Best committee questions: All the concern from PPNNE about patient privacy prompted Rep. Stephen Schmidt (R-Wolfeboro) to ask an astute question: where have instances of privacy violation occurred in New Hampshire in relation to public health statistics? “I meant in other states,” Frizzell replied. Not to be outdone in the Astute Question department, Rep. Bill Nelson (R-Brookfield) asked Frizzell if PP’s concern for patient privacy had thus far moved the organization to lodge any complaints at the federal level about privacy concerns within the Affordable Care Act. Flustered for a moment (and that doesn’t happen often), Frizzell quickly recovered her composure and said she wasn’t aware of any such concerns.

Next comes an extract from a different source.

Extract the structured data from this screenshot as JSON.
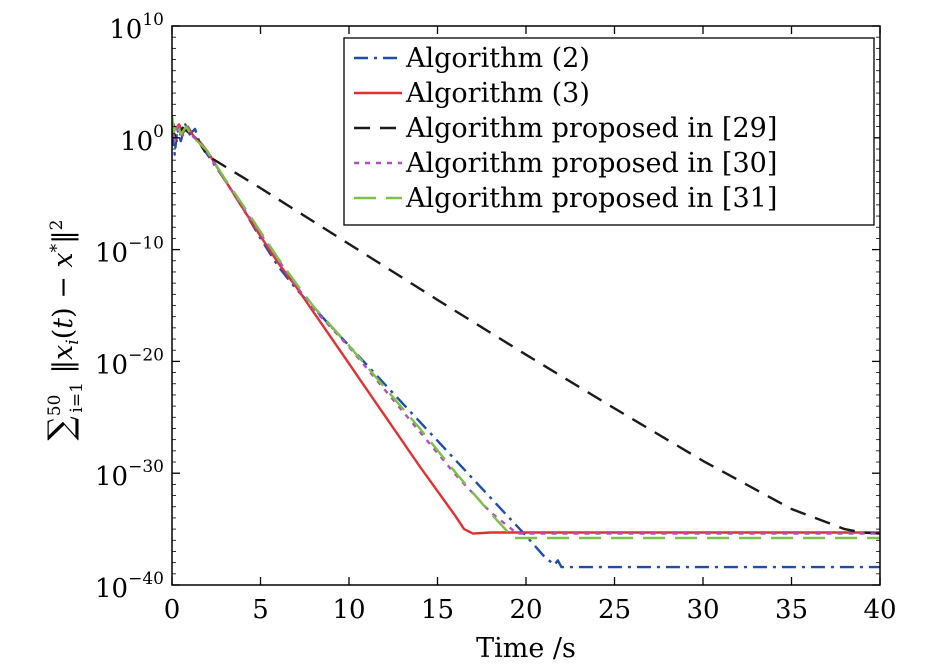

Guest appearance: Rep. Candace Bouchard (D-Concord) was assigned by the House Speaker to sit as a committee member that morning to take the place of an absent member. Coincidentally, Bouchard heads the House “reproductive rights caucus” and managed to work her favorite epithet, “anti-choice,” into her questioning of one of the bill’s supporters. She also took up her longstanding grudge about pro-life presence outside abortion facilities, talking about a “history of violence” and how she has been told to wear a bulletproof vest when escorting women into abortion facilities. How that figures into statistical data is a mystery known only to her. She also refuses to acknowledge any difference between peaceful pro-life witnesses and the murderers who in killing abortion industry workers forfeit any claim to being pro-life.
The doctor was in: Rep. Thomas Sherman (D-Rye) is a doctor on HHSEA, and he questioned Souza closely about not only provider anonymity but also his concern that the bill calls for a penalty for doctors who fail to report statistics. “Do you know that a criminal conviction means losing a medical license?” Souza replied that the law needed teeth if it were to be taken seriously. Sherman went on to question the cost of the bill. “These women are worth $90,000 a year,” said Souza, a point Sherman did not see fit to dispute.
A committee vote is probably a couple of weeks off. Amendments are likely.
As I’ve written before and as the sponsors told the committee, New Hampshire stands with California and Maryland as the only states that don’t report abortion statistics to the Centers for Disease Control. To some people, that indicates New Hampshire is a “pro-choice” state. To me, it indicates that public health officials dropped the ball a long time ago. If it takes a legislature to order them to pick it up, I say go for it.